C’est sous ce titre anodin et en apparence facilement partagé par beaucoup de monde que le quotidien du soir interroge (numéro daté du 4/5 mars 2018) Louise Arbour représentante spéciale de l’ONU pour les migrations internationales. En juillet 2017 nous analysions les « recommandations » de l’Union Européenne concernant les « bons usages journalistiques » face à la question migratoire. Dimitri Avramopoulos, commissaire européen aux Migrations et aux Affaires Intérieures, affirmait de son côté à la Tribune de Genève en mars 2017 : « L’Europe va avoir besoin de 6 millions d’immigrés. Nous allons ouvrir des bureaux (pour les permis de séjour) dans tous les pays de la rive sud de la Méditerranée et en Afrique de l’Ouest ». Un langage assez proche de celui de Madame Barbour. Extraits commentés.

Un titre biaisé

« Une migra­tion bien gérée est à l’avantage de tout le monde », le titre peut paraître neu­tre mais il induit dans son inti­t­ulé que la migra­tion est une don­née incon­tourn­able et qu’elle doit se pour­suiv­re. Seuls son rythme et son inten­sité sont dis­cuta­bles. Louise Arbour met de côté ceux qu’elle appelle les « réfugiés » (vrais ou faux, les Nigéri­ans qui ont dépecé une jeune ital­i­enne en févri­er 2018 n’étaient pas des réfugiés) et dont elle estime le nom­bre à 25 mil­lions. Ceux ci ont droit « à la pro­tec­tion de la con­ven­tion de 1951 … qui fait par­tie de notre his­toire ». Une con­ven­tion inter­na­tionale signée il y a 67 ans, à une époque où les migra­tions ne représen­taient pas la même prob­lé­ma­tique. Elle ajoute que la « mou­vance migra­toire » (hors réfugiés) représente 225 mil­lions de per­son­nes. Ces per­son­nes par défaut « sont appelés migrants économiques. Mais cette appel­la­tion véhicule la per­cep­tion qu’ils sont un fardeau ou une men­ace… ». Si nous com­prenons bien c’est la per­cep­tion qu’il faut faire évoluer.

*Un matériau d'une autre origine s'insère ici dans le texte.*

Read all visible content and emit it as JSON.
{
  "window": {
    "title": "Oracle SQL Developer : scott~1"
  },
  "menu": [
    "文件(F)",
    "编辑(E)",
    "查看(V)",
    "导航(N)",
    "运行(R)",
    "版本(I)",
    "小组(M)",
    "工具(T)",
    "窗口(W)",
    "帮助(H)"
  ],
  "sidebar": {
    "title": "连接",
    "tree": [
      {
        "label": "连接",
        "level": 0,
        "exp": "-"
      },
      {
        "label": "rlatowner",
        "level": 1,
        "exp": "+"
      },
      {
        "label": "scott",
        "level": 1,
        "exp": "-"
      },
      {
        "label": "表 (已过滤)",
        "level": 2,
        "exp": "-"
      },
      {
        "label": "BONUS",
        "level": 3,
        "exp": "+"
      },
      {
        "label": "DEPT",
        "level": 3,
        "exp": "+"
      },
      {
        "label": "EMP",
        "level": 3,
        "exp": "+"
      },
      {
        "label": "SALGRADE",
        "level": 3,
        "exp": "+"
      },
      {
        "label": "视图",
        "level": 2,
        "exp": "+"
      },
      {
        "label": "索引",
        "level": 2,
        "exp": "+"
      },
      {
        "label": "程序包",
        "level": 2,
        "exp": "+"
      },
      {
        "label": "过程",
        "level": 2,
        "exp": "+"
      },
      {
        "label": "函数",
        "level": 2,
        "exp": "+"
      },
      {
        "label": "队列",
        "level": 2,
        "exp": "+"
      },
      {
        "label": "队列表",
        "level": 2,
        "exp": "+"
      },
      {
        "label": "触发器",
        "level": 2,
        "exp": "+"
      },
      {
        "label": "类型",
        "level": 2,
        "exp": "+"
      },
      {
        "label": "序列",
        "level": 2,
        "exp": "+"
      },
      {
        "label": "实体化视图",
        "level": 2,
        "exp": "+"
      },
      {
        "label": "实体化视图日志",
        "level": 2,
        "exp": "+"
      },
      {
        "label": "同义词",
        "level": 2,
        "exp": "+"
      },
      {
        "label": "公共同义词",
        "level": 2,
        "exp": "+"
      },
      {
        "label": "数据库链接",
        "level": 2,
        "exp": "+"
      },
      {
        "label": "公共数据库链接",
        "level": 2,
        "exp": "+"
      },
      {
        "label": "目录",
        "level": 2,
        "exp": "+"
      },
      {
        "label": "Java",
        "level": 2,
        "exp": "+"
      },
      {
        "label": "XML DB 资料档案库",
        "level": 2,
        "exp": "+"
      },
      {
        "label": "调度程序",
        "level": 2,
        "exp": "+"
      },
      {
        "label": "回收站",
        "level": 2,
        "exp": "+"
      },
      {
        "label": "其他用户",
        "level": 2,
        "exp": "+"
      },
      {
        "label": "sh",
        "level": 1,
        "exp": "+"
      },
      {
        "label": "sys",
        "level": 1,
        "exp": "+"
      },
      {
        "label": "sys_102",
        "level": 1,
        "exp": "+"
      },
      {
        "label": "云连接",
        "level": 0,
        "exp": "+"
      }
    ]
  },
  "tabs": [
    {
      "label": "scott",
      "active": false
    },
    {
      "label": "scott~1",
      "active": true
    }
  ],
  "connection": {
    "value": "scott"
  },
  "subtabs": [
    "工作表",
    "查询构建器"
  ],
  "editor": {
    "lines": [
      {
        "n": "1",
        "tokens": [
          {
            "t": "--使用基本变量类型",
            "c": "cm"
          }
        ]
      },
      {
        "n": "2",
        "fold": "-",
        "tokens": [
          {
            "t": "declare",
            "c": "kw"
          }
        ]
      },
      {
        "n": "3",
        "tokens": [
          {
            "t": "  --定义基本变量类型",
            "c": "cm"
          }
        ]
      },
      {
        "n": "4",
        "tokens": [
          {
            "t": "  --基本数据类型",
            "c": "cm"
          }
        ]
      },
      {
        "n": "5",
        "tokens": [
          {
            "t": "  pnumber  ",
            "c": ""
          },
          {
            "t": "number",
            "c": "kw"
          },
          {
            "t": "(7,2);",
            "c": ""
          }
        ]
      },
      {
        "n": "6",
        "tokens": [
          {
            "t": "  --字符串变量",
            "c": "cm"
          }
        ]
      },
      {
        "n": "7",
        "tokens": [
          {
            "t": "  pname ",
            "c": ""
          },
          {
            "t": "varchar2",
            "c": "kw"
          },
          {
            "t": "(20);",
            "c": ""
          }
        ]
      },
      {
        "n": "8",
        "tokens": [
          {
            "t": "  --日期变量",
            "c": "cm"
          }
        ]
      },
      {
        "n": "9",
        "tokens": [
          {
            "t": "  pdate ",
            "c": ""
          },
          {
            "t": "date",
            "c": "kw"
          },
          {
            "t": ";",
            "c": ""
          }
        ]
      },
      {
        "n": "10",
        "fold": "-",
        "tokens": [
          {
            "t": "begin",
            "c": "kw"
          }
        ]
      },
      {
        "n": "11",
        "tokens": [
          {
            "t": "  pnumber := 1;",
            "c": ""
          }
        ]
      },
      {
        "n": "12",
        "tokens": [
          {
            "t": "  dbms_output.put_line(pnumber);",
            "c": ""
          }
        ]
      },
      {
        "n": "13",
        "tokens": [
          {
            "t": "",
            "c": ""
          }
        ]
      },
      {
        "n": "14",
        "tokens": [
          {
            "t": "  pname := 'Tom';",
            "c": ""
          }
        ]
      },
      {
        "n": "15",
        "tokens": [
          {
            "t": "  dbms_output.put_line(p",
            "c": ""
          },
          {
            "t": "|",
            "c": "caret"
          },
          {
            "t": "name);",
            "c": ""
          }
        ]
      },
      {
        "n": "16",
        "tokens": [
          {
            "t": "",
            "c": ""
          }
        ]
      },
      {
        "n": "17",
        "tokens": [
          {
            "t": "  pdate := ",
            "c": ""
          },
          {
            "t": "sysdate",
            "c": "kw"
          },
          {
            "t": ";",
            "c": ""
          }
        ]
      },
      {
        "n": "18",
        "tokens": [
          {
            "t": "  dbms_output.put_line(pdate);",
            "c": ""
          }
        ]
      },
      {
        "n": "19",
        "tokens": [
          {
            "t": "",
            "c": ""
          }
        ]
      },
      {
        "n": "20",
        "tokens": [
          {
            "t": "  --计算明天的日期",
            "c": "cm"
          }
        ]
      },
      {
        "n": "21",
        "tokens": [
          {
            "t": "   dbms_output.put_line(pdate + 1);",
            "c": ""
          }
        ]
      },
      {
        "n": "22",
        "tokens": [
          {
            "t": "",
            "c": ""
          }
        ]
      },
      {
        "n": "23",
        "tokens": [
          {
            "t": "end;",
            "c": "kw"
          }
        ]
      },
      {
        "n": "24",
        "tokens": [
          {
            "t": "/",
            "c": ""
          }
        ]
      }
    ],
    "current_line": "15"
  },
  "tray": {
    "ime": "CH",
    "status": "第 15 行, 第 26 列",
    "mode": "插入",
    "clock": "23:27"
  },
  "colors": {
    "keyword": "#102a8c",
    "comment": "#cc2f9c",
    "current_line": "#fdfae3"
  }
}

Opinion publique et démocratie

Alors que le secré­taire général de l’ONU veut présen­ter celle-ci comme un « atout pour la société », Louise Arbour con­state que les opin­ions publiques ne sont pas à l’unisson. « Les hommes poli­tiques dans les pays démoc­ra­tiques nous dis­ent tou­jours Notre opin­ion publique n’est pas en mesure de suiv­re. Je pense que c’est là le plus gros défi… » . Et elle ajoute ingénu­ment « Con­va­in­cre les décideurs poli­tiques serait rel­a­tive­ment facile s’il était pos­si­ble de chang­er cette per­cep­tion néga­tive ». Traduisons : les élites oli­garchiques mon­di­al­isées ont déjà inté­gré l’impératif poli­tique et moral migra­toire, reste à con­va­in­cre les peu­ples. Les résul­tats des élec­tions du 5 mars 2018 en Ital­ie avec la poussée du Mou­ve­ment 5 étoiles et de la Ligue de Mat­teo Salvi­ni ne sem­blent pas aller dans ce sens.

Pacte mondial en préparation

Les opin­ions publiques sont vent debout et il fau­dra « un cer­tain courage poli­tique » (sic) pour les con­va­in­cre ou les con­train­dre car (ces pays) « devront s’ouvrir à une main d’œuvre étrangère », dont il fau­dra « amélior­er les con­di­tions de tra­vail » et bien enten­du « com­bat­tre la xéno­pho­bie et le racisme ». L’objectif de la représen­tante de l’Onu c’est un « pacte mon­di­al pour la migra­tion ». Un pacte en théorie non juridique­ment con­traig­nant mais qui per­me­t­tra aux par­ti­sans de l’immigration d’avoir un dis­cours moral encore plus impératif. In fine Louise Arbour dévoile le fonds du dis­cours onusien « Il faut arrêter de par­ler des pays comme pays d’origine, de tran­sit ou de des­ti­na­tion, il sont tout cela à la fois ». Plus d’origine, plus de des­ti­na­tion, plus de pays non plus, tout est dans tout et récipro­que­ment. Amen.